While designing and developing the eLearning programs, the team faced challenges that are familiar to many IDs and developers. Among them:

  • Content changes late in the game—Though Gusmati said that changing content late in the design is “one of the worst things you can do” to an ID, it happens often. But the team’s design actually lessened the impact of late changes. The microlearning game was carefully designed to present challenges that tested essential knowledge, but the course covered a lot of very dense content. Different learners need different pieces of information. Wanting to ensure that the eLearning would be engaging and fun, the team distributed the content between online course content and external, downloadable content. Rather than stuff everything into the game, Gusmati said, “we kept concepts, the most important pieces that we wanted to test the learners on—that got into the course. But all the information they would need to answer the challenge questions—if they didn’t know the answer already—was in these downloadable PDFs.” During the game, learners can unlock the keys to access the content and download it if they want. A wonderful benefit of that design is that, when they needed significant changes well into the development cycle, they could easily update the PDF documents; the eLearning module, with its complex design and coding, did not need to be altered.
  • Is this believable?—While learners willingly suspend disbelief anytime they enter into game-based learning, the missions and challenges have to be believable enough that they will remain engaged. The learners are sent on a multiple-mission “scavenger hunt” where they need to find information that is hidden in things like briefcases or furniture in different locations. Gusmati said, “We wanted a big variety of things, but it had to be believable”—learners had to be willing to believe that information could be hidden in the objects that they were discovering and clicking on. “We were able to find the right level of suspension of disbelief without going overboard,” Gusmati said, to keep learners engaged.
  • Tight deadlines—Keckan credits the group’s approach to project management with keeping them on track despite tight deadlines. “We had very strict deadlines,” he said. “How did we meet those deadlines? A lot of communication and flexibility. We worked out a plan to minimize the length of revision cycles by incorporating an agile project management process.”

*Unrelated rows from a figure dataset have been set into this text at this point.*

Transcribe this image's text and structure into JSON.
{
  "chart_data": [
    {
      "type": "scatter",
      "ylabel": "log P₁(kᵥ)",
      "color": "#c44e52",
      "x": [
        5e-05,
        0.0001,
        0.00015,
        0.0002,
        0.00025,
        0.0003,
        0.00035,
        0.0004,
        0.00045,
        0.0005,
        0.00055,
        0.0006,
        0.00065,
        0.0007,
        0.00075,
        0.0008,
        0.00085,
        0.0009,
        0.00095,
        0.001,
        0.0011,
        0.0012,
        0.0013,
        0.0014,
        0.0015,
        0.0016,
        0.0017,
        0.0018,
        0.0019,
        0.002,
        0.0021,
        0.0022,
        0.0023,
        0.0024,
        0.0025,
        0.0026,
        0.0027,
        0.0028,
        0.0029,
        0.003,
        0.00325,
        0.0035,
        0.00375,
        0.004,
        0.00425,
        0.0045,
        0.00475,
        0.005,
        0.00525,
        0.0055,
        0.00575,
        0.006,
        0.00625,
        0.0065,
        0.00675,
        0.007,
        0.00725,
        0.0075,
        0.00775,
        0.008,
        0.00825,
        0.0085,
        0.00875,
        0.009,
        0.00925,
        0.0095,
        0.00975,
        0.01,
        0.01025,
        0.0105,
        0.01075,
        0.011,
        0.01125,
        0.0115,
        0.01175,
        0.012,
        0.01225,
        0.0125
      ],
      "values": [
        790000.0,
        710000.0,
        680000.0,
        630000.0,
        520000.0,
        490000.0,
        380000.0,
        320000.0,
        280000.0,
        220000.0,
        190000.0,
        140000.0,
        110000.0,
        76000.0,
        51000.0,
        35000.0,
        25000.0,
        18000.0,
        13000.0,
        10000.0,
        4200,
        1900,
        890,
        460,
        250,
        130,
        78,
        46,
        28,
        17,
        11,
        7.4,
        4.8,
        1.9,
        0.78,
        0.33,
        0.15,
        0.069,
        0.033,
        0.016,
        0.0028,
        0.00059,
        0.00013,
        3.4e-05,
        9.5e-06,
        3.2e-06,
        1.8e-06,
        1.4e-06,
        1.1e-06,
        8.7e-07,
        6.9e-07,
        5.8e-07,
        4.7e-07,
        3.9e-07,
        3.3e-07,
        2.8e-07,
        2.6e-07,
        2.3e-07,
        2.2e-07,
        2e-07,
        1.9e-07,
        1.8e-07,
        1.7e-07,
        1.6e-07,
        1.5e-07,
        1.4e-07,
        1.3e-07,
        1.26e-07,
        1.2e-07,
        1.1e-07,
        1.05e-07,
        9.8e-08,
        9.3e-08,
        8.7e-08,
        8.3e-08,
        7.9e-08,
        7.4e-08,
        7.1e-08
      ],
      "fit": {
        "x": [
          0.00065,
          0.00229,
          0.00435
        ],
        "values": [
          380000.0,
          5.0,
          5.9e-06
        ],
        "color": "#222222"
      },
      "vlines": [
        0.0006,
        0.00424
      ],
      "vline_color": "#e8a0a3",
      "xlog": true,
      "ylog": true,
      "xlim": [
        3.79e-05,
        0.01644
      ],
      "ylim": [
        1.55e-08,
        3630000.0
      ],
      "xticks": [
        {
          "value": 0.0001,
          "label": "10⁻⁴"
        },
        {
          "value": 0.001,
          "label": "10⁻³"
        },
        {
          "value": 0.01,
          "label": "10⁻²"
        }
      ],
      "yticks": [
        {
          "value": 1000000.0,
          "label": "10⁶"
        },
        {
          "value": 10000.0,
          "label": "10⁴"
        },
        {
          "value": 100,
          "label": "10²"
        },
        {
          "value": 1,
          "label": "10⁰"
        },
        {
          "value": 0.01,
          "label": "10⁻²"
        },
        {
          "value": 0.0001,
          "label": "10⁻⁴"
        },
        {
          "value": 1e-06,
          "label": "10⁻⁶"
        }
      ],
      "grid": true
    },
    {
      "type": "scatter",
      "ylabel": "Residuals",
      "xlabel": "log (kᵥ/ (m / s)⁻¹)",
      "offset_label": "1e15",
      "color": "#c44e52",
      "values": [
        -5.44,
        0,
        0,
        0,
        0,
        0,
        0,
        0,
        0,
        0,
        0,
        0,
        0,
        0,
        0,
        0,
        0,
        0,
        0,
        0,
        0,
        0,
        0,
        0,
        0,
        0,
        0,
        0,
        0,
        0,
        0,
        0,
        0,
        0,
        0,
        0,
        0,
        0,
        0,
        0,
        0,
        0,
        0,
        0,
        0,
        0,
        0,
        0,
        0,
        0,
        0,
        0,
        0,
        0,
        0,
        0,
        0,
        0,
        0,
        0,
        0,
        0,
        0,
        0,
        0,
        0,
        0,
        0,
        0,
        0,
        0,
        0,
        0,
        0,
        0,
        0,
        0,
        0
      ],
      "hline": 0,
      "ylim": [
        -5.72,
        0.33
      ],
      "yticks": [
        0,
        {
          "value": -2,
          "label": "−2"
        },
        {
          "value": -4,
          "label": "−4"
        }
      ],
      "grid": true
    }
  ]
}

A lot of successful design comes down to balance:

  • Content—IDs must present everything learners need to know without overwhelming them or forcing people to spend time on material they know.
  • Creativity and complexity—The design must balance creativity and game elements with complexity; if activities or elements are not believable, or the game is so complex that learners become frustrated before they even encounter the important content, the eLearning is ineffective.
Gusmati credits the simplicity of these eLearning modules for their success. In their feedback, learners said that “they thought it was clever and whimsical,” Gusmati said. “They liked that it was short—that we didn’t bombard them with tons of information but just gave them what they needed.”